According to Ali, the current occupancy rates in Sharm El-Sheikh fluctuate, ranging from 32% to 48%. However, he said: “In the rest of the cities, especially Nuweiba and Taba, God help the hotels there.”

The Central Agency for Public Mobilization and Statistics (CAPMAS) reported that inflation last September rose to 9.4%, its highest since September 2014.

Adel El-Seadi, a fruit and vegetable merchant supplying food to hotels in the Red Sea, said the prices of the fruits and vegetables witnessed an increase of more than 20% during the last Eid El-Adha, which pushed many hotels to limit their consumption of the contracted amounts.

He added that “hotels in Hurghada are the highest in terms of the contracts with the vegetables and fruits suppliers in comparison with the other areas in the Red Sea”.

He said many hotels have been indebted to suppliers over the last two years, due to the crisis facing tourism over the last four years.

According to El-Seadi, the number of hotels he has contracted with decreased from 20 hotels before 25 January 2011 to about five hotels now.

Head of the Tourism Investors Association in Marsa Alam, Adel Radi, said the increase in operating costs add to the financial burdens on hotels in light of the current circumstances facing tourism in Egypt.

Radi added that the increase in operating costs demands an increase in occupancy rates in order to balance between the costs and profits.
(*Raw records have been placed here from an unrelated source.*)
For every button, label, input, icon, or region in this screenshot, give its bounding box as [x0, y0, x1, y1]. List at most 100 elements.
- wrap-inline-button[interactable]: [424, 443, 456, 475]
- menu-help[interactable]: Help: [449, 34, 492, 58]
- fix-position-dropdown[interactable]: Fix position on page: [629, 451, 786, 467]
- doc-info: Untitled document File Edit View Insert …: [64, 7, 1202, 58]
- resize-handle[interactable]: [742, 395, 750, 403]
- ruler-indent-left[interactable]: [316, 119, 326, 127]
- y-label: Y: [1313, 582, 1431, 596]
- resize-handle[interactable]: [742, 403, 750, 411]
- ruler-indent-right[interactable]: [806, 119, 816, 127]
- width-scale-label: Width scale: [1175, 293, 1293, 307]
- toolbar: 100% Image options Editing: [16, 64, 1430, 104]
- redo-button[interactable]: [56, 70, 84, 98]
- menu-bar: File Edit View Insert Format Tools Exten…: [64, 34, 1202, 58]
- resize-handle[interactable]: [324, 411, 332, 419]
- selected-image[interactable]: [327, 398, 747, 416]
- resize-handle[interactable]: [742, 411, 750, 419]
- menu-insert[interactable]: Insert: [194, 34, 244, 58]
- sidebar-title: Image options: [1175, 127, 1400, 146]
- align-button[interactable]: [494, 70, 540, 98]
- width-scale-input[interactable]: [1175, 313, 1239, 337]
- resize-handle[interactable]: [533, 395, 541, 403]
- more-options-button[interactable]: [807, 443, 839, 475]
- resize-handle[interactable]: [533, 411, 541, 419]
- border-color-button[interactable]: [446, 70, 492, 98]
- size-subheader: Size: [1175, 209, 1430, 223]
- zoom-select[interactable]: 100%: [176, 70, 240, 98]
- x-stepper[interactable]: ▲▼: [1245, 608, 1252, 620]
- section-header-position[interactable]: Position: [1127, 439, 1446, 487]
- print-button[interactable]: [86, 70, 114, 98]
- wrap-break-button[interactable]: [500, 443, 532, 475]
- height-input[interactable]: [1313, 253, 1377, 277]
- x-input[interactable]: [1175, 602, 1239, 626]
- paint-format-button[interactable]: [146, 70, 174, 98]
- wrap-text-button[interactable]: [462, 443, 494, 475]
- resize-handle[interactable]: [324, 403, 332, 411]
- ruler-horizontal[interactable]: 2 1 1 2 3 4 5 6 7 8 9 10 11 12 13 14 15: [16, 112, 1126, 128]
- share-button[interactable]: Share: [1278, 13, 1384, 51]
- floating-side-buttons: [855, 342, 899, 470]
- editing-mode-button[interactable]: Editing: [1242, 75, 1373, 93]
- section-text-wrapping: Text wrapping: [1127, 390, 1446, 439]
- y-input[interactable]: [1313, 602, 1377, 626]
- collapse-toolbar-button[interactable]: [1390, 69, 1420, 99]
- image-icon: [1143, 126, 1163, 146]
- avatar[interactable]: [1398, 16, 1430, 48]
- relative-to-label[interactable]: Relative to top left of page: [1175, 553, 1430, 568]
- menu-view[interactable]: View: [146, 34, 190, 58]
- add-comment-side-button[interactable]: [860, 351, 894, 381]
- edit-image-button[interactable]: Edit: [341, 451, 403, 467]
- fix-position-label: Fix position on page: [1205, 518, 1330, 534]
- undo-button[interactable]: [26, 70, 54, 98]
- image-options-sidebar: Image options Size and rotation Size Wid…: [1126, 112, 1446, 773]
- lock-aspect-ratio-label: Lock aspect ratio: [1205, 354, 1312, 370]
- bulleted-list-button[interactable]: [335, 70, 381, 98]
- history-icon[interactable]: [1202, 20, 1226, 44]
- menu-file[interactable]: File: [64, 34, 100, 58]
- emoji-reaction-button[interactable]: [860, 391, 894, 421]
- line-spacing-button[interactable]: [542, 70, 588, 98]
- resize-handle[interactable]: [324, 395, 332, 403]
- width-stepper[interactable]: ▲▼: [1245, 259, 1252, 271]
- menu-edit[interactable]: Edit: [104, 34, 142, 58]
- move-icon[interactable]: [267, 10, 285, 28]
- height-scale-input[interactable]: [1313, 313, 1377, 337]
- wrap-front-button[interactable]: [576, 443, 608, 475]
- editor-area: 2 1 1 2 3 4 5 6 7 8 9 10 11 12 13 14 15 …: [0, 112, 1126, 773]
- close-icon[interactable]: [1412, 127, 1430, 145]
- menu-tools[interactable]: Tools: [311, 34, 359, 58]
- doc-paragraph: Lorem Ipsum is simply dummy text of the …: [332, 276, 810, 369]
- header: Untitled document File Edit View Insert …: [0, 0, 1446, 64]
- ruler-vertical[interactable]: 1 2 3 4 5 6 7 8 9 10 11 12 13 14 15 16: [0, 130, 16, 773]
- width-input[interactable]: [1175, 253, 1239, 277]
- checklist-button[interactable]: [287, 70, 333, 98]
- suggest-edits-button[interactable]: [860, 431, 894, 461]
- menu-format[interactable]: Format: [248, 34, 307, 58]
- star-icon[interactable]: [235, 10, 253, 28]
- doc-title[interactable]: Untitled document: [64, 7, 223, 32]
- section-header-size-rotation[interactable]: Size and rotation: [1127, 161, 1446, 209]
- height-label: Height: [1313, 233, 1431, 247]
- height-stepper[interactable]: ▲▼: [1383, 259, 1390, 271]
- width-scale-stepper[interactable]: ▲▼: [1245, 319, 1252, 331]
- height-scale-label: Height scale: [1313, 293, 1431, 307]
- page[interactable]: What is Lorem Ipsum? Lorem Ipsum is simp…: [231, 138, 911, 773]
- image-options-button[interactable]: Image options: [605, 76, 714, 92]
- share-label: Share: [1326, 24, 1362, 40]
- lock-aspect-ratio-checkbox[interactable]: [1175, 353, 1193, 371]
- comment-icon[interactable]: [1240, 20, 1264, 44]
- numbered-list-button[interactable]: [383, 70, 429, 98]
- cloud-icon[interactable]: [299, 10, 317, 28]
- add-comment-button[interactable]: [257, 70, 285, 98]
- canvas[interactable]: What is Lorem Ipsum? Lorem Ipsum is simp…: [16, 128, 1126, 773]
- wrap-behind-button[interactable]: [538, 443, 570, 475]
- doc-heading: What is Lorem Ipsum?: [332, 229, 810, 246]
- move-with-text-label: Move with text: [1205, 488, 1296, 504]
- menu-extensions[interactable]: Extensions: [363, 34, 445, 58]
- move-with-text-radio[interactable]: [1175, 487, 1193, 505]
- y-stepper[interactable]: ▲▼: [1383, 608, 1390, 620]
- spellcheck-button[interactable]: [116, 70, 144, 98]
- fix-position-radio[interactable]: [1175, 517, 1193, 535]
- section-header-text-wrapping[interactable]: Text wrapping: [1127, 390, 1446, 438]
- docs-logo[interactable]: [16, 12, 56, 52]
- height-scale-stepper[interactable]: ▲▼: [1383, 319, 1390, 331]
If occupancy rates decrease to less than 40%, hotels will incur heavy losses.

The increases are not limited to food prices only, according to Member of the Egyptian Chamber of Hotels, Abd El Rahman El Anwar, who noted that “the increases include energy costs and salaries”.

He added that salaries increased by more than 30%, in spite of the decline in average occupancy rates, and the increase in operating costs over the last four years.

Egypt’s tourism income in the first eight months of the current year amounted to $4.6m, marking a 5% growth rate in comparison with the same period last year.

Radi said the contracts conducted with the hotels in Europe are in dollars, while the foreign currencies and the pound exchange rates fluctuate radically, which significantly increases the sector’s losses.

“Hotels should achieve profit growth with the decrease in the pound’s exchange rate against other foreign currencies. However, in reality that does not happen,” he said.